The educational experience would be aligned with principles of sustainability. The context of learning would make the human/environment interdependence, values, and ethics a seamless and central part of teaching of all the disciplines. The content of learning would reflect interdisciplinary systems thinking, dynamics, and analysis for all majors and disciplines with the same lateral rigor across as the vertical rigor within the disciplines. The process of education would emphasize active, experiential, inquiry-based learning and real- world problem-solving on the campus and in the larger community. Higher education would practice sustainability in operations, planning, facility design, purchasing, and investments connected with the formal curriculum. Higher education would form partnerships with local and regional communities to help make them sustainable as an integral part of higher education’s mission and the student experience.

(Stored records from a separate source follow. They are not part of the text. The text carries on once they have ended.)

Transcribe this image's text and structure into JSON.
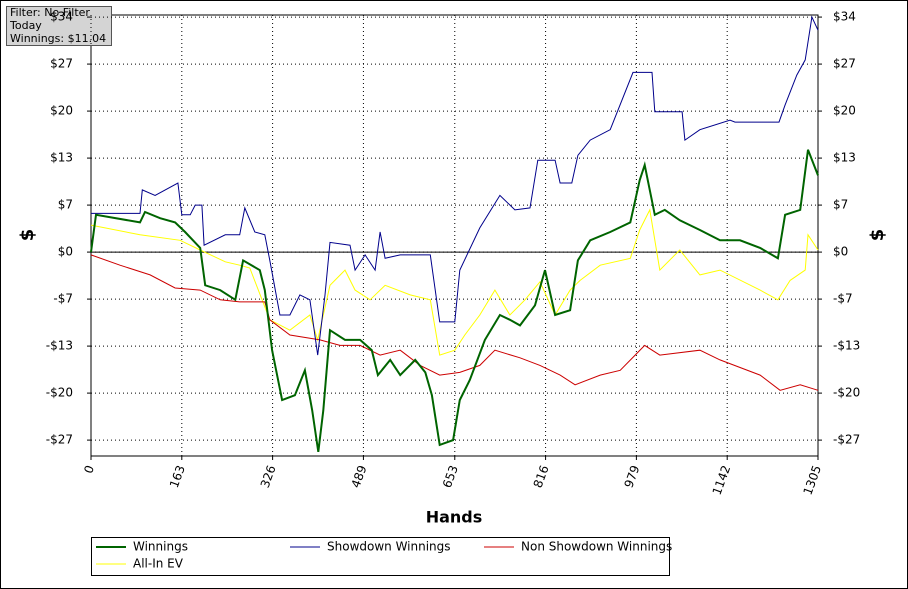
{
  "chart_data": {
    "type": "line",
    "annotations": [
      "Filter: No Filter",
      "Today",
      "Winnings: $11.04"
    ],
    "xlabel": "Hands",
    "ylabel": "$",
    "xlim": [
      0,
      1305
    ],
    "xticks": [
      0,
      163,
      326,
      489,
      653,
      816,
      979,
      1142,
      1305
    ],
    "ylim": [
      -29.5,
      34.3
    ],
    "yticks": [
      {
        "value": 34,
        "label": "$34"
      },
      {
        "value": 27.2,
        "label": "$27"
      },
      {
        "value": 20.4,
        "label": "$20"
      },
      {
        "value": 13.6,
        "label": "$13"
      },
      {
        "value": 6.8,
        "label": "$7"
      },
      {
        "value": 0,
        "label": "$0"
      },
      {
        "value": -6.8,
        "label": "-$7"
      },
      {
        "value": -13.6,
        "label": "-$13"
      },
      {
        "value": -20.4,
        "label": "-$20"
      },
      {
        "value": -27.2,
        "label": "-$27"
      }
    ],
    "grid": true,
    "series": [
      {
        "name": "Winnings",
        "color": "#006400",
        "x": [
          0,
          9,
          88,
          97,
          124,
          151,
          169,
          196,
          205,
          232,
          259,
          273,
          303,
          312,
          325,
          343,
          366,
          384,
          397,
          408,
          417,
          429,
          456,
          483,
          504,
          515,
          537,
          555,
          582,
          600,
          612,
          626,
          650,
          662,
          680,
          707,
          734,
          752,
          770,
          797,
          815,
          833,
          860,
          874,
          896,
          932,
          968,
          985,
          994,
          1012,
          1030,
          1057,
          1093,
          1129,
          1165,
          1201,
          1233,
          1246,
          1273,
          1287,
          1305
        ],
        "values": [
          0,
          5.4,
          4.3,
          5.8,
          4.9,
          4.3,
          2.9,
          0.6,
          -4.8,
          -5.5,
          -6.9,
          -1.2,
          -2.6,
          -5.5,
          -14.2,
          -21.4,
          -20.7,
          -17.1,
          -22.9,
          -28.9,
          -22.9,
          -11.3,
          -12.7,
          -12.7,
          -14.2,
          -17.8,
          -15.6,
          -17.8,
          -15.6,
          -17.4,
          -20.7,
          -27.9,
          -27.2,
          -21.4,
          -18.5,
          -12.7,
          -9.1,
          -9.8,
          -10.6,
          -7.7,
          -2.6,
          -9.1,
          -8.4,
          -1.2,
          1.7,
          2.9,
          4.3,
          10.4,
          12.6,
          5.4,
          6.1,
          4.6,
          3.2,
          1.7,
          1.7,
          0.6,
          -0.9,
          5.4,
          6.1,
          14.8,
          11.1
        ]
      },
      {
        "name": "Showdown Winnings",
        "color": "#00008b",
        "x": [
          0,
          88,
          92,
          115,
          156,
          163,
          178,
          187,
          199,
          203,
          241,
          267,
          276,
          294,
          312,
          321,
          339,
          357,
          375,
          393,
          407,
          420,
          429,
          465,
          474,
          492,
          510,
          519,
          528,
          555,
          609,
          626,
          653,
          662,
          698,
          734,
          761,
          788,
          802,
          833,
          842,
          863,
          874,
          896,
          932,
          973,
          1007,
          1012,
          1061,
          1066,
          1093,
          1147,
          1156,
          1235,
          1246,
          1267,
          1282,
          1294,
          1305
        ],
        "values": [
          5.6,
          5.6,
          9.0,
          8.2,
          10.0,
          5.4,
          5.4,
          6.8,
          6.8,
          1.0,
          2.5,
          2.5,
          6.4,
          2.9,
          2.5,
          -1.2,
          -9.1,
          -9.1,
          -6.2,
          -6.9,
          -14.9,
          -6.2,
          1.4,
          1.0,
          -2.6,
          -0.4,
          -2.6,
          2.9,
          -0.9,
          -0.4,
          -0.4,
          -10.1,
          -10.1,
          -2.6,
          3.5,
          8.2,
          6.1,
          6.4,
          13.3,
          13.3,
          10.0,
          10.0,
          14.0,
          16.2,
          17.7,
          26.0,
          26.0,
          20.3,
          20.3,
          16.2,
          17.7,
          19.1,
          18.8,
          18.8,
          21.3,
          25.6,
          27.8,
          34.0,
          32.1
        ]
      },
      {
        "name": "Non Showdown Winnings",
        "color": "#cc0000",
        "x": [
          0,
          52,
          106,
          151,
          196,
          232,
          267,
          312,
          321,
          357,
          411,
          447,
          483,
          519,
          555,
          591,
          626,
          662,
          698,
          725,
          770,
          806,
          842,
          869,
          914,
          950,
          994,
          1021,
          1093,
          1129,
          1201,
          1237,
          1273,
          1305
        ],
        "values": [
          -0.4,
          -1.9,
          -3.3,
          -5.2,
          -5.5,
          -6.9,
          -7.2,
          -7.2,
          -9.8,
          -12.0,
          -12.7,
          -13.5,
          -13.5,
          -14.9,
          -14.2,
          -16.4,
          -17.8,
          -17.4,
          -16.4,
          -14.2,
          -15.3,
          -16.4,
          -17.8,
          -19.2,
          -17.8,
          -17.1,
          -13.5,
          -14.9,
          -14.2,
          -15.6,
          -17.8,
          -20.0,
          -19.2,
          -20.0
        ]
      },
      {
        "name": "All-In EV",
        "color": "#ffff00",
        "x": [
          0,
          88,
          160,
          196,
          241,
          267,
          285,
          321,
          357,
          393,
          407,
          429,
          456,
          474,
          501,
          528,
          573,
          609,
          626,
          653,
          671,
          698,
          725,
          752,
          779,
          806,
          833,
          860,
          878,
          914,
          968,
          985,
          1003,
          1021,
          1057,
          1093,
          1129,
          1201,
          1233,
          1255,
          1282,
          1287,
          1305
        ],
        "values": [
          3.9,
          2.5,
          1.7,
          0.3,
          -1.4,
          -1.9,
          -2.3,
          -9.8,
          -11.3,
          -9.1,
          -12.7,
          -4.8,
          -2.6,
          -5.5,
          -6.9,
          -4.8,
          -6.2,
          -6.9,
          -14.9,
          -14.2,
          -12.0,
          -9.1,
          -5.5,
          -9.1,
          -6.9,
          -4.3,
          -9.1,
          -5.5,
          -4.1,
          -1.9,
          -0.9,
          3.2,
          6.1,
          -2.6,
          0.3,
          -3.3,
          -2.6,
          -5.5,
          -6.9,
          -4.1,
          -2.6,
          2.5,
          0.3
        ]
      }
    ]
  }
}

The Higher Education Response
As you will see throughout this report, there has been exponential growth in distinct programs related to the environmental dimension of sustainability in higher education in the last decade. Exciting environmental studies and graduate programs in every major scientific, engineering and social-science discipline, business, law, public health, ethics, and religion are abundant and growing. Progress on modeling sustain- ability has grown at an even faster rate. Higher education has embraced programs for energy and water conservation, renewable energy, waste minimization and recycling, green buildings and purchasing, alternative transportation, local and organic food growing and “sustainable” purchasing—saving both the environment and money. The rate of increase is unmatched by any other sector of society.The student environmental movement is the most well-organized, largest, and most sophisticated student movement since the anti-war movement of the 1960s.
Unfortunately,higher education is doing a poor job in the health, social, and economic dimensions of sustainability. The overwhelming majority of graduates know little about the importance of sustainability or how to lead their personal and professional lives aligned with sustainability principles.